Let’s look at an example. You bought 1BNB at a price of 300 BUSD, set Stop Loss 5%, closing price with a loss of 285 BUSD. If the price falls to 285 BUSD or less, your position will be closed automatically with a Stop Loss in the market, as usual. If the price rises to 310 BUSD for BNB, then its Trailing Stop Loss will move higher, by 5% from 310, in the range of 294.5 BUSD. If the price rises further, up to 320 BNB, your Trailing Stop Loss will move even higher, also by 5% from 320 BUSD, in the range of 304 BUSD. And this is already a no-loss zone because he bought BNB for 300 BUSD. The price goes further and rises to 330 BUSD, and its Trailing Stop Loss moves again 5% of this price, in the range of 313.5 BUSD. Then the price reverses sharply and starts to fall from 330 BUSD to 314.5 and below. The Stop Loss is triggered and you close your deal at the market price of 314.5 BUSD, with a profit of 13.5 BUSD, instead of a possible loss or instead of waiting on a position.
What must be taken into account here is that BogTools Trailing Stop-Losses is a tool available to provide peace of mind when performing this type of operations by establishing a Stop-Loss with a % behind the token price, thus guaranteeing a good profit while the Price increases, as the BogTool tool tracks price, which will make you sleep soundly, in other words.
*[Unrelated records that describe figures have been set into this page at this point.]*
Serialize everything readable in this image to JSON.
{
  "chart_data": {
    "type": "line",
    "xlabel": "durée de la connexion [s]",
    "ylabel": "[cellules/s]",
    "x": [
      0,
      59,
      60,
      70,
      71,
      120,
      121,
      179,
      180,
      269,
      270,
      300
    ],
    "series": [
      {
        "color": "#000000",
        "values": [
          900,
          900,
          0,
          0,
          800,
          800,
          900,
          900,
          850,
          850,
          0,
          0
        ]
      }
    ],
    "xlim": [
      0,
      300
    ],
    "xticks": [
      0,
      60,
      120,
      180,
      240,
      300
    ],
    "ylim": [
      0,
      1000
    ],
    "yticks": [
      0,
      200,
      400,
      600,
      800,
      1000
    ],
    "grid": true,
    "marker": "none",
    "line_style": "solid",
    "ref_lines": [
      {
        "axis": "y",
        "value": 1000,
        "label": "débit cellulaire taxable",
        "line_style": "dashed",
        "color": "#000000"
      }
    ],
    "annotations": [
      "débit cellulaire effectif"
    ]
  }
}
Now how can I make use of this important feature in BogTool? It’s very simple. Just go to the website https://bogged.finance/stoploss, there you will find an interface where you can see the stop loss section and next to it the Trailing stop loss section. Then you connect your Wallet (Desktop Meta Mask or Mobile TrustWallet). Once done simply select your token and how much you would like to withdraw when the stop loss is triggered. Next, set the percentage drop you would like before the stop loss is triggered. When the order is done just let BogTools do the rest.
Keep in mind that using this feature requires maintaining $5k BOG, and there is a $5 BOG fee per use, to cover the costs involved in monitoring and executing the order. X3 bet multipliers apply for the offset bet and x12 for the LP bet.
The introduction of this tool allows a significant rebound in the development of the project, taking into account that the team is always active in social networks communicating any progress. In this way BogTools users will now have the ability to buy and profit effectively to take advantage of the volatility in the crypto market.